【前回コラム】「豊田社長がスピーチで見せた腕を広げるポーズ、アリ?ナシ?」はこちら
WHOによるグローバル・パンデミック宣言の後、様々な情報が飛びまくる米国。このような非常時だからこそ、ブランドの行動に“姿勢”を垣間見ることができる。それはブランドの“真髄”ともいえる。そのブランドが一流であり、グローバルな存在であるかどうか、見極めることができる機会だ。
NY州のクオモ知事は3月12日、新型コロナウイルスの拡散を防止するために、13日の午後から500人を超えるイベントの開催を禁止すると発表した。これを受け、ブロードウェーは4月12日まで全公演を中止。メトロポリタン美術館をはじめとした美術館・博物館も休館し、多くのコンサートやスポーツイベントも中止・延期となった。3月15日には、CDC(米疾病対策センター)が、50人以上の集会の中止や延期を勧告している。
もはやいられる場所は自宅だけ……
街中では、3月17日に開催予定だった年中行事「St.Patrick Day」のパレードが中止となり、Nike、Apple Store、パタゴニア、Urban Outfittersなどの店舗も臨時休業となった。
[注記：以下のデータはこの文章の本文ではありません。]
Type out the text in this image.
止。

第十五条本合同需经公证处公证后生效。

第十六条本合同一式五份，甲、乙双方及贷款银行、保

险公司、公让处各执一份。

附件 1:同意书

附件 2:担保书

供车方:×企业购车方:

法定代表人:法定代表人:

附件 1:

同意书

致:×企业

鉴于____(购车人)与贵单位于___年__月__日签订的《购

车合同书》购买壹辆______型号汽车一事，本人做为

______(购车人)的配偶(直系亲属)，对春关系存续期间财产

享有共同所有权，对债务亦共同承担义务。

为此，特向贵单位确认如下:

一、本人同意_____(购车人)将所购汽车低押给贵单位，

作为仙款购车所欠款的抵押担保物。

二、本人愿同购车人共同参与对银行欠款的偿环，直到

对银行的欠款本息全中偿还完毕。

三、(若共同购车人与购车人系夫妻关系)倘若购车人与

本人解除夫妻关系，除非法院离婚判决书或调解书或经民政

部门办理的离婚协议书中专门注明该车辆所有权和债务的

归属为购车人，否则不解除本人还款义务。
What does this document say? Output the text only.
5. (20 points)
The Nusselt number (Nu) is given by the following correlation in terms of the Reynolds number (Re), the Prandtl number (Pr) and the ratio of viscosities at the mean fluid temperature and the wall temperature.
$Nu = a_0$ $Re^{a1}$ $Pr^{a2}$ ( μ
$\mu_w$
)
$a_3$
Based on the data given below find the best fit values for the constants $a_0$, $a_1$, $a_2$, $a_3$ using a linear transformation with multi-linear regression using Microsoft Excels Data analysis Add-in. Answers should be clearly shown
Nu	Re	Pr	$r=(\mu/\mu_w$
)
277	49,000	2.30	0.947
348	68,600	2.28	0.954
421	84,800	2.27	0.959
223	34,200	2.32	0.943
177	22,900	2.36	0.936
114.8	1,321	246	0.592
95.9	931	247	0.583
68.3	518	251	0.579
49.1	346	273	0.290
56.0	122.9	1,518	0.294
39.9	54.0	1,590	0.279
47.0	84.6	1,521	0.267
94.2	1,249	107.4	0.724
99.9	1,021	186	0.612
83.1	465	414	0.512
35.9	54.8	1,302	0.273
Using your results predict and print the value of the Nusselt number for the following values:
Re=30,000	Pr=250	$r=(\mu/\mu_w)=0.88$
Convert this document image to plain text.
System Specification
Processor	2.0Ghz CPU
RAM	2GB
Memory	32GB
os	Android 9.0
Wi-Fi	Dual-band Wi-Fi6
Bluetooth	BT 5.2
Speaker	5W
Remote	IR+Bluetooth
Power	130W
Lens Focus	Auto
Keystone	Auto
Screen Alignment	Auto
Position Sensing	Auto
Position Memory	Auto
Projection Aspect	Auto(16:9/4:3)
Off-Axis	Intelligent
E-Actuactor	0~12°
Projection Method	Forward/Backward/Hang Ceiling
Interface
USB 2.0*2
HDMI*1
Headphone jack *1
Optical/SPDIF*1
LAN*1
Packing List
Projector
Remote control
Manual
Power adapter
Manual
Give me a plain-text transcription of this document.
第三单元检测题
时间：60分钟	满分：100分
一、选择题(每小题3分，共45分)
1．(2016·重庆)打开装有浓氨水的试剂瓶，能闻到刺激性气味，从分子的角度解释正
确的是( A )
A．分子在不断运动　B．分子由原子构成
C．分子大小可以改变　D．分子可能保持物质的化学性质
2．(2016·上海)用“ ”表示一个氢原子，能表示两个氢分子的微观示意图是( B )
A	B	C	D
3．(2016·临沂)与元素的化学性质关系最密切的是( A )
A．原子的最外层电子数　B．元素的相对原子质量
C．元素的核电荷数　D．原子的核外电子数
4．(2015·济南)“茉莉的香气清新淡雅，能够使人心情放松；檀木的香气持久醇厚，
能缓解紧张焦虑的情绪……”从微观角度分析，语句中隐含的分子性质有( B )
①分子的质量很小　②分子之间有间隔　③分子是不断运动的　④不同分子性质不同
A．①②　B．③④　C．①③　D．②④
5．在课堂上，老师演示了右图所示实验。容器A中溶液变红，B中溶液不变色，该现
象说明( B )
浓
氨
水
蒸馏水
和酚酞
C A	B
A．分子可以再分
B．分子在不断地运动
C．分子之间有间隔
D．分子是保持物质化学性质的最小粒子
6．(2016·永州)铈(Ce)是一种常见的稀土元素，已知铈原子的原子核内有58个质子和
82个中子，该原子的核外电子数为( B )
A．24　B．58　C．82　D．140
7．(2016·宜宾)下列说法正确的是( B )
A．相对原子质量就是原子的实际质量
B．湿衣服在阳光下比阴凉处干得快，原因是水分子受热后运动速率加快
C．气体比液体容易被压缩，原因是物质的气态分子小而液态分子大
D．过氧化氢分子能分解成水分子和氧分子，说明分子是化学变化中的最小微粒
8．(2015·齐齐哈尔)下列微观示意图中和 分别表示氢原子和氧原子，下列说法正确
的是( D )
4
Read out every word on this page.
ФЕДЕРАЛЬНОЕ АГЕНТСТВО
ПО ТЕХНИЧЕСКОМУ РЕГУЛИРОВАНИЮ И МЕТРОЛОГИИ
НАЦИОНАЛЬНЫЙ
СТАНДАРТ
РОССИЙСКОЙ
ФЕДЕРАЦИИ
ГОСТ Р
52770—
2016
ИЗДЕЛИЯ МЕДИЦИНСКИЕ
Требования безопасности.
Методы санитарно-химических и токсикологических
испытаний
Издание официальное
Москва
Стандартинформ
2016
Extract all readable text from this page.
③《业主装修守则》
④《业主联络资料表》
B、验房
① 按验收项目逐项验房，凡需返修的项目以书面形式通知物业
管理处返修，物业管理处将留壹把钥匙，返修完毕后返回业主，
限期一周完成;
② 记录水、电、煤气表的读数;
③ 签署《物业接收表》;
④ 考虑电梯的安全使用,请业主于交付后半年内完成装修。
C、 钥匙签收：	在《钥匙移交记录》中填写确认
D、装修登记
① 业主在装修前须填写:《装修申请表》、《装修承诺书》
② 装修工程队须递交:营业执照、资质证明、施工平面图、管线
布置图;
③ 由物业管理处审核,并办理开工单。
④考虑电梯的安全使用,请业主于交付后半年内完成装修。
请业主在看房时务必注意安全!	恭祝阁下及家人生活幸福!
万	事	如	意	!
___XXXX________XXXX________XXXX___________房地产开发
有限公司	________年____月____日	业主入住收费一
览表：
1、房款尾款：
飲食店でも、人気店のDaniel、Le Bernardine、Gramercy Tavern、Union Square Café、Par SeやJean Georgesなどがしばらく店を閉めると発表。16日午後には、市内すべてのレストラン、カフェ、バーはテイクアウトとデリバリのみが許可され、イートインはクローズとの法令が出た。
実は、飲食店の営業も、収容人数を通常の50%にするようにとのお達しが出ていたにもかかわらず、休日のbarがやたらと混んでいる模様がメディアでも取り上げられていた。ソーシャルディスタンスをとるようにすることが、ウイルスを蔓延させない最も重要な方法なのにもかかわらず、それが徹底できないとなれば、人が群れる場所を閉じ、人々がその行動をしなくなるよう手を下すしかなくなったということなのだろう。外出禁止令までは出ていないが、もはやいられる場所は自宅だけという図式が見えてくる。様々な人種と思考の人々が住むこの街ではこういう強硬手段も致し方ないとも言える。